Abstract

Shale reservoirs are continuous accumulations in which the same formation commonly serves as the source, reservoir, and seal for commercial accumulations of natural gas. Intrabasinal differences within continuous accumulations account for the indistinctly bound areas of better gas production termed sweet spots by operators. Generally similar sets of facies have been recognized in the Barnett Shale in the Fort Worth Basin by all recent workers. Dark mudstone to claystone with a matrix of clay minerals and cryptocrystalline quartz is the most common depositional facies in the Barnett Shale. Two predominantly calcareous depositional facies are next in abundance: argillaceous lime mudstone and skeletal argillaceous lime packstone.
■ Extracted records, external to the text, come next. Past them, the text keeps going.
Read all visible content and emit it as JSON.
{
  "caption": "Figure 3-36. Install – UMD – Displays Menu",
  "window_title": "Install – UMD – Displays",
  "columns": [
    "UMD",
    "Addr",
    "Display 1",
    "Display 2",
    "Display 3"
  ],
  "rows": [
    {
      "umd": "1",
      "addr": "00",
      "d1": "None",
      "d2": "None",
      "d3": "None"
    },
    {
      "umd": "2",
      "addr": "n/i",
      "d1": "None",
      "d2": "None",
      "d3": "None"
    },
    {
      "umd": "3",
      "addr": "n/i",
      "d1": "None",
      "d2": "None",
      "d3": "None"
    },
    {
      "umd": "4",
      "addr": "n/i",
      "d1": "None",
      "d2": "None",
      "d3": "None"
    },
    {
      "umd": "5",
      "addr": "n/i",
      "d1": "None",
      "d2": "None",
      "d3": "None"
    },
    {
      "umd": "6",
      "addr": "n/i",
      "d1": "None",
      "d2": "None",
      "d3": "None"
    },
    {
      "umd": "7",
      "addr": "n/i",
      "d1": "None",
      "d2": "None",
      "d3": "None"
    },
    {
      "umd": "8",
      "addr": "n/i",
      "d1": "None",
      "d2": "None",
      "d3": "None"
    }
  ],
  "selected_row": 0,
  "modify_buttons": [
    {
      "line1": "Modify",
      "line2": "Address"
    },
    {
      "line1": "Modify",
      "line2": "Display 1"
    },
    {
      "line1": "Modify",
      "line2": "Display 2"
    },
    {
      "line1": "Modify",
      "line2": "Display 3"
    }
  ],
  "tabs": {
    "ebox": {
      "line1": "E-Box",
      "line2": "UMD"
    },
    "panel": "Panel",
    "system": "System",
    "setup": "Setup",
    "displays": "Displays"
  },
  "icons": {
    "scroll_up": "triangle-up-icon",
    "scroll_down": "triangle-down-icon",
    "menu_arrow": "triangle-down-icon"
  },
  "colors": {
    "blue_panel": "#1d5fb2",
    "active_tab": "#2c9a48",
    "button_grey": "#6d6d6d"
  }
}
A variety of minor depositional and diagenetic facies are also present. The abundance and distribution of facies change with geographic location within the basin and stratigraphic position within the Barnett Shale. The most obvious example of this is the relative abundance of calcareous depositional facies in the northern part of the basin compared with their relative scarcity in the central part of the basin. All of the major facies recognized in the Barnett Shale have high concentrations of organic matter. The variation in facies is greater than the variation in organic matter content. The location of sweet spots with higher production rates within the Barnett Shale may ultimately be explained by the distribution of facies that respond differently to various completion procedures. As the play matures, it is likely that a detailed understanding of the geology, especially the distribution of facies, will become increasingly important in selecting well locations, intervals in which to land laterals, and which fracture stimulation techniques to use.